Open MPI logo

Open MPI Development Mailing List Archives

  |   Home   |   Support   |   FAQ   |   all Development mailing list

Subject: Re: [OMPI devel] SM init failures
From: Eugene Loh (Eugene.Loh_at_[hidden])
Date: 2009-03-27 10:15:38


Josh Hursey wrote:

> Sif is also running the coll_hierarch component on some of those
> tests which has caused some additional problems. I don't know if that
> is related or not.

Indeed. Many of the MTT stack traces (for both 1.3.1 and 1.3.2 and that
have seg faults and call out mca_btl_sm.so) do involve collectives
and/or have mca_coll_hierarch.so in their stack traces. I could well
imagine this is the culprit, though I do not know for sure.

Ralph Castain wrote:

> Hmmm...Eugene, you need to be a tad less sensitive. Nobody was
> attempting to indict you or in any way attack you or your code.

Yes, I know, though thank you for saying so. I was overdoing the
defensive rhetoric trying to be funny, but I confess it's nervous
humor. There was stuff in the sm code that I couldn't see how it was
100% robust. Nevertheless, I let that style remain in the code with my
changes... perhaps even pushing it a little bit. My putbacks include a
comment or two to that effect. E.g.,
https://svn.open-mpi.org/source/xref/ompi-trunk/ompi/mca/btl/sm/btl_sm.c?r=20774#523
. I understand why the occasional failures that Jeff and Terry saw did
not hold up 1.3.1, but I'd really like to understand them and fix them.
But at 0.01% fail rate (<0.001% for me... I've never seen it in 100Ks of
runs), all I can do about etiology and fixes is speculate.

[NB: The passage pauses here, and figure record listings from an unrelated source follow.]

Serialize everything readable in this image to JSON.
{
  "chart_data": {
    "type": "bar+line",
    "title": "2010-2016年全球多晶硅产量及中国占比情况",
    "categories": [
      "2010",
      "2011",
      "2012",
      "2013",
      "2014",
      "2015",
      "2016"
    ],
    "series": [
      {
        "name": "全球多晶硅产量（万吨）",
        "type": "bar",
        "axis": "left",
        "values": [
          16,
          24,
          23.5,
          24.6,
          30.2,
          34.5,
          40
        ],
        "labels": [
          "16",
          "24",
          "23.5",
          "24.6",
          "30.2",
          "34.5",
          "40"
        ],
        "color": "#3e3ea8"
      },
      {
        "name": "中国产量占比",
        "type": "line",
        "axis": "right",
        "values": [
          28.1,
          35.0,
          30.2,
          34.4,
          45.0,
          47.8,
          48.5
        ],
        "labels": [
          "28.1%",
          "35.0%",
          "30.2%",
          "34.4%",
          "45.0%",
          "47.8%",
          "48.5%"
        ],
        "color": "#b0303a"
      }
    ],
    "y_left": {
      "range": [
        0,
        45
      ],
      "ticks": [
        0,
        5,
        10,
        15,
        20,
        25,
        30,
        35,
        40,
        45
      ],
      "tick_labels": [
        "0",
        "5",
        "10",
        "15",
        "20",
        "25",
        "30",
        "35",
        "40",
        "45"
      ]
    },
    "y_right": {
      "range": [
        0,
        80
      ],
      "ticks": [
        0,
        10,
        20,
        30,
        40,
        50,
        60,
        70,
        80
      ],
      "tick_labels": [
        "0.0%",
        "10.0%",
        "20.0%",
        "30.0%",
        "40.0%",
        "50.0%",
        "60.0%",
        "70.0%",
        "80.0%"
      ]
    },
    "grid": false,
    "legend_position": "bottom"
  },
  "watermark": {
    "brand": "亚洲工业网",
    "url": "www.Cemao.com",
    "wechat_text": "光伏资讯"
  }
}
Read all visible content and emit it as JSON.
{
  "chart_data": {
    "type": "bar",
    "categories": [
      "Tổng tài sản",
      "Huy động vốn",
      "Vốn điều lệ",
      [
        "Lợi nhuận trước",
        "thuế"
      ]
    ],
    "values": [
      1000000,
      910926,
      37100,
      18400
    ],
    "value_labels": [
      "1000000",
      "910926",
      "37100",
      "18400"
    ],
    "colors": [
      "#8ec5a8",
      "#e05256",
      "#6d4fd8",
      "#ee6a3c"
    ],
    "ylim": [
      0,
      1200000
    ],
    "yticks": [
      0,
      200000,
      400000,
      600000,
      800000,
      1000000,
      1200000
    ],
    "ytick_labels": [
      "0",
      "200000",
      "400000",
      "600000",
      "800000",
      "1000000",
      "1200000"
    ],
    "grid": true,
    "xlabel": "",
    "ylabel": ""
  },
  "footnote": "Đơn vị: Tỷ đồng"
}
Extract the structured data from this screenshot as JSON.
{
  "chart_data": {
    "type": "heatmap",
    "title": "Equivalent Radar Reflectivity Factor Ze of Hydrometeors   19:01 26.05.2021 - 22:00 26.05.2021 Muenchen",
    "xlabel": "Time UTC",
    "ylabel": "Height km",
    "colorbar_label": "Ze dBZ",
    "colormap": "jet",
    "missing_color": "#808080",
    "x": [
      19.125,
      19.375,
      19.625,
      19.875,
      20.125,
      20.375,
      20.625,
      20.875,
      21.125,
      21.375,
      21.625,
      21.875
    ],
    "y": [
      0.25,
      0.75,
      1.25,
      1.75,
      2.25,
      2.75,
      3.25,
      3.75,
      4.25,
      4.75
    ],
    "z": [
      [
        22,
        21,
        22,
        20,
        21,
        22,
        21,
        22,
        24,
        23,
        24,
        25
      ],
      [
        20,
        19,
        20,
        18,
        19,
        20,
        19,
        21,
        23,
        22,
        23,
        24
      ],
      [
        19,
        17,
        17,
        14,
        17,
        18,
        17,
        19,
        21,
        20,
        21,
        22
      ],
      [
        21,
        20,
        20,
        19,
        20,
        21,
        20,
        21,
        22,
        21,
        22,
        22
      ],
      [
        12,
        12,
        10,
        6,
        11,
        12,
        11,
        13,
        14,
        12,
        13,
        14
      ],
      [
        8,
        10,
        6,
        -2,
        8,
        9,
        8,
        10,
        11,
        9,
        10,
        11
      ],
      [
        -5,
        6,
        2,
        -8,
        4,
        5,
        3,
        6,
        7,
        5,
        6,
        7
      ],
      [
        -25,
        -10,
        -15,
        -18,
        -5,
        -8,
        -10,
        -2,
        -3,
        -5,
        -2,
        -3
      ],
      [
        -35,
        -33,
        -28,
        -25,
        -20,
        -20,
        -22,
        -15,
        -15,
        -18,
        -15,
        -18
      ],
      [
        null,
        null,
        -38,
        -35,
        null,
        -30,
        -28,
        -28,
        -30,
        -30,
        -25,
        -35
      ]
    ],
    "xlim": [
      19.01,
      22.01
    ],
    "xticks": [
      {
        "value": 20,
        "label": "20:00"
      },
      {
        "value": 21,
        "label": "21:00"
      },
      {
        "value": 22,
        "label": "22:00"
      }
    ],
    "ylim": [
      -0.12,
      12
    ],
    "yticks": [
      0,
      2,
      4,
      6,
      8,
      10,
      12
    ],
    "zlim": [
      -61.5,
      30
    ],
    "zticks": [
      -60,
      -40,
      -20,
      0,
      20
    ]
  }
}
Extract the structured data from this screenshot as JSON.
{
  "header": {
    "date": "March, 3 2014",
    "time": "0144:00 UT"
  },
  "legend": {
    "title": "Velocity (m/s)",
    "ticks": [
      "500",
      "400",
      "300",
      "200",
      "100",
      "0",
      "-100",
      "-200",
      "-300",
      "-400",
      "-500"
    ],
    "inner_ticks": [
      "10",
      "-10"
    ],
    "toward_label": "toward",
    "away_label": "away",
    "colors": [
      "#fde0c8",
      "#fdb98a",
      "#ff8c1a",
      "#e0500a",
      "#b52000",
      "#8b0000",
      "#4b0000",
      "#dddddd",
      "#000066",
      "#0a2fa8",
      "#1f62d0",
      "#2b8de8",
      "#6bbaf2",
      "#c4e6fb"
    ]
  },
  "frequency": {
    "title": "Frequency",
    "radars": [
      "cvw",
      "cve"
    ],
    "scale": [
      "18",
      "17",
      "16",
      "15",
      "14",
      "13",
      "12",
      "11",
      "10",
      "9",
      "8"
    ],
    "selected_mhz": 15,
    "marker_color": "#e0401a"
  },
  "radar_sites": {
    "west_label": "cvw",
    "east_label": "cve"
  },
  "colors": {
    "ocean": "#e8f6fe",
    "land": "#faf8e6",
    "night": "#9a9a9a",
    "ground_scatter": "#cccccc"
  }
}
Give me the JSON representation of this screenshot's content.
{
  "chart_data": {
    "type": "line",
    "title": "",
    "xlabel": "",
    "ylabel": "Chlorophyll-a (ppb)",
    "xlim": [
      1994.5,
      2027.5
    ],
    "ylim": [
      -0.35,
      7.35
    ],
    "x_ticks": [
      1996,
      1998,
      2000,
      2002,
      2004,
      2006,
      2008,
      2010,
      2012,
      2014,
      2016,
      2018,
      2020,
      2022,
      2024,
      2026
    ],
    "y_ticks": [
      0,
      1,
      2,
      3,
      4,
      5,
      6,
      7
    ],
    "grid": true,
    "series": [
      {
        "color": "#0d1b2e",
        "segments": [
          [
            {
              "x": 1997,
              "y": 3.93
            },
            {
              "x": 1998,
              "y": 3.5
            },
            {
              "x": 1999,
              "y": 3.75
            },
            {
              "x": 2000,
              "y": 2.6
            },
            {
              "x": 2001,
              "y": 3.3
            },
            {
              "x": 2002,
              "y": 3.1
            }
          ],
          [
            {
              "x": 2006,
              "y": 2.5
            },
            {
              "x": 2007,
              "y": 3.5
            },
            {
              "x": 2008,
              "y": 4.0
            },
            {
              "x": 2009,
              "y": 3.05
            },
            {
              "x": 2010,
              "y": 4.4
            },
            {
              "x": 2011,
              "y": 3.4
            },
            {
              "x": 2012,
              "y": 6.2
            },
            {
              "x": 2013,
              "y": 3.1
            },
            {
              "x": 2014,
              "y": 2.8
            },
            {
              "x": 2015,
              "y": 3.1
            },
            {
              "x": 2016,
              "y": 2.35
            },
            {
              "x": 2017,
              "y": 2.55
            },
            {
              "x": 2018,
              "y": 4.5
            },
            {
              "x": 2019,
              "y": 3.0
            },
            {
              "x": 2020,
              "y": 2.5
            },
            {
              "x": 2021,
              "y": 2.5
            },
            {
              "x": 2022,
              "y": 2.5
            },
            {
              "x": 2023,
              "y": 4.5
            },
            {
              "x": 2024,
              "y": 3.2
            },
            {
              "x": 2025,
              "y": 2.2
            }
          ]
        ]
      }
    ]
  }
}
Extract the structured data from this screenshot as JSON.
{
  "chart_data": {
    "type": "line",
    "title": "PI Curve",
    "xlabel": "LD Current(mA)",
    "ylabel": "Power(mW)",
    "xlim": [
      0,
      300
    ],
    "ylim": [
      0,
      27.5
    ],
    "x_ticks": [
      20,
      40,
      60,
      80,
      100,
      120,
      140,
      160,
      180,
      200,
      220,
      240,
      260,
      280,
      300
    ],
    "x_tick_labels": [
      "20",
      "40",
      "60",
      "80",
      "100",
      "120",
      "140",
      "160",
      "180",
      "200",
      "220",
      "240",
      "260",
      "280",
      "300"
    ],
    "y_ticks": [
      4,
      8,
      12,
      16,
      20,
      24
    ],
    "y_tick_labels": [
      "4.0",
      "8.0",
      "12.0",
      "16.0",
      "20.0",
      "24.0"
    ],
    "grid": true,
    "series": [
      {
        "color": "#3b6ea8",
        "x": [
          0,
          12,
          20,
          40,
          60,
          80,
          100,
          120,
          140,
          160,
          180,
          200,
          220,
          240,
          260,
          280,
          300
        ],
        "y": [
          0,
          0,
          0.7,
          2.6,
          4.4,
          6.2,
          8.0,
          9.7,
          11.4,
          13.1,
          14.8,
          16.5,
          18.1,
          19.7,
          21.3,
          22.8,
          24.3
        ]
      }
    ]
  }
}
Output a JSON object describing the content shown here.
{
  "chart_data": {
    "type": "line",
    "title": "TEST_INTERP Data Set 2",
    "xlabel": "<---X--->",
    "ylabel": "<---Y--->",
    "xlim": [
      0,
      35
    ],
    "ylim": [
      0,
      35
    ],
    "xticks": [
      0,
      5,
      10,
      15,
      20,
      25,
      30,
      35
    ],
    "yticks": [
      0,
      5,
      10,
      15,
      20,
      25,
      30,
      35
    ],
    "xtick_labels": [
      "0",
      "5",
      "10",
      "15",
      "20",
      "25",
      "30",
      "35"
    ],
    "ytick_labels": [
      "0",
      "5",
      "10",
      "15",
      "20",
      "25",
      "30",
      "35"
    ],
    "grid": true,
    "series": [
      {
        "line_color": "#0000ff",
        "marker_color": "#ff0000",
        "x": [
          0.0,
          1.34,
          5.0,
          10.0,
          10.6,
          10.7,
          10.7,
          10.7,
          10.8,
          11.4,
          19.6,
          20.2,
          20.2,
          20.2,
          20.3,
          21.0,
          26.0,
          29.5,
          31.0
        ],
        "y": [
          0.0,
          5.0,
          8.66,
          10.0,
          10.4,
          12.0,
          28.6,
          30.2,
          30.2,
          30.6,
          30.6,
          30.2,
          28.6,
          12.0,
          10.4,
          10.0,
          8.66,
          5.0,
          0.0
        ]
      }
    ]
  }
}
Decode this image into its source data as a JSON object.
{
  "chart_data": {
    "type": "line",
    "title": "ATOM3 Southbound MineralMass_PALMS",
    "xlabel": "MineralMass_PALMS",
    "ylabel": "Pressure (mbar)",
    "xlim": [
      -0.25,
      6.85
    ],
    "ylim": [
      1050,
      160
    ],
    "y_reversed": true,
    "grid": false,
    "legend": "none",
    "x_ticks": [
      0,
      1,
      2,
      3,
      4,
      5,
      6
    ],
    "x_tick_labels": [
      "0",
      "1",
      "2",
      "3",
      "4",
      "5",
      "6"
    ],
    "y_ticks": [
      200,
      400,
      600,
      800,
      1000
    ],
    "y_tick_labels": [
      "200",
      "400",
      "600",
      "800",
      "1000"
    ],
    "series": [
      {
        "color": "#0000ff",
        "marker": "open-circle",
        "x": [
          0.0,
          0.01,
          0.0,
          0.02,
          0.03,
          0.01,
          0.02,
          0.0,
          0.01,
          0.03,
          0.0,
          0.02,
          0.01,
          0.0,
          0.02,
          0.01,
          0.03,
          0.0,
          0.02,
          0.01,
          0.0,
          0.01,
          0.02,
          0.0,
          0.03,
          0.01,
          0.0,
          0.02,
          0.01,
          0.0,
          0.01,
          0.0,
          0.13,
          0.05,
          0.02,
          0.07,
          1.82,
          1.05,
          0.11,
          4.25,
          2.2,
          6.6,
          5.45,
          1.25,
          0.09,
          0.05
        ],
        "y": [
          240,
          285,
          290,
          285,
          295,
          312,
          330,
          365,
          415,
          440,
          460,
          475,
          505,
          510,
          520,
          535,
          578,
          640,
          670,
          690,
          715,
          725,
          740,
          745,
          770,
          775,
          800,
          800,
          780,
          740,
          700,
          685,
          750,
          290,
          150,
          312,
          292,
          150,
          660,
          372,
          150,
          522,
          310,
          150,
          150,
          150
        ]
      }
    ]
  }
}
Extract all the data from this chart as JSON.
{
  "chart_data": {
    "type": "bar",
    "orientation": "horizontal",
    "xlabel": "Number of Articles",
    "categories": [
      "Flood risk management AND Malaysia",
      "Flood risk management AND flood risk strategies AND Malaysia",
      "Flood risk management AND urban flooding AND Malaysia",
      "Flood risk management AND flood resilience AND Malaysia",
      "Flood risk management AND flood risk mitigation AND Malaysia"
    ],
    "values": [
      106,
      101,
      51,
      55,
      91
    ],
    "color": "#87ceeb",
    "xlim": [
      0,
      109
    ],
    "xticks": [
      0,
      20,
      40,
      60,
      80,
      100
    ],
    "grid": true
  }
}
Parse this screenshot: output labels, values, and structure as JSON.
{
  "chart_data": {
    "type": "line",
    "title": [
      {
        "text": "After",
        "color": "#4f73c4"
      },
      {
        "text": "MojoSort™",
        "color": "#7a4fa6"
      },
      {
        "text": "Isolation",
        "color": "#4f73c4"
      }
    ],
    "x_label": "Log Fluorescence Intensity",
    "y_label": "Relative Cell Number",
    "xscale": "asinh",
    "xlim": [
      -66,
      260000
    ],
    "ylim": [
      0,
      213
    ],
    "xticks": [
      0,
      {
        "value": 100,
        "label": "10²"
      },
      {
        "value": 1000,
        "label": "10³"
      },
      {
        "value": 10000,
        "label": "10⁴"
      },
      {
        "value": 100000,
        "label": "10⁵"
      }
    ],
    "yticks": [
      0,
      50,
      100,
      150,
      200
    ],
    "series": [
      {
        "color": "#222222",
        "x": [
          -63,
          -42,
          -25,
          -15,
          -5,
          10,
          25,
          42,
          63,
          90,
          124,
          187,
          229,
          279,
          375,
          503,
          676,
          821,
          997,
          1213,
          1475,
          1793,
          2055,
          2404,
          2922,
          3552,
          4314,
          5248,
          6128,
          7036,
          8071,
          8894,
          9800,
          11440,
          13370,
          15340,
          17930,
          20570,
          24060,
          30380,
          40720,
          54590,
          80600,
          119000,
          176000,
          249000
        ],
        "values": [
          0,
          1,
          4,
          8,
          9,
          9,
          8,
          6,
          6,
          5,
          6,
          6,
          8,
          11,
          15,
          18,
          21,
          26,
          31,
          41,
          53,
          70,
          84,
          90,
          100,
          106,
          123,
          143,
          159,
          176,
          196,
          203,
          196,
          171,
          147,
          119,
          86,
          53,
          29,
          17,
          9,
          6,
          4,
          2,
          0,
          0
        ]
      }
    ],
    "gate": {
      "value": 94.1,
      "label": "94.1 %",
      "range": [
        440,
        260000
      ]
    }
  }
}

Okay, joke overdone and nervousness no longer funny. Indeed, annoying.
I stop.

> Since we clearly see problems on sif, and Josh has indicated a
> willingness to help with debugging, this might be a place to start
> the investigation. If asked nicely, they might even be willing to
> grant access to the machine, if that would help.

Maybe a starting point would be running IU_Sif without coll_hierarch and
seeing where we stand.

And, again, my gut feel is that the failures are unrelated to the 0.01%
failures that Jeff and Terry were seeing.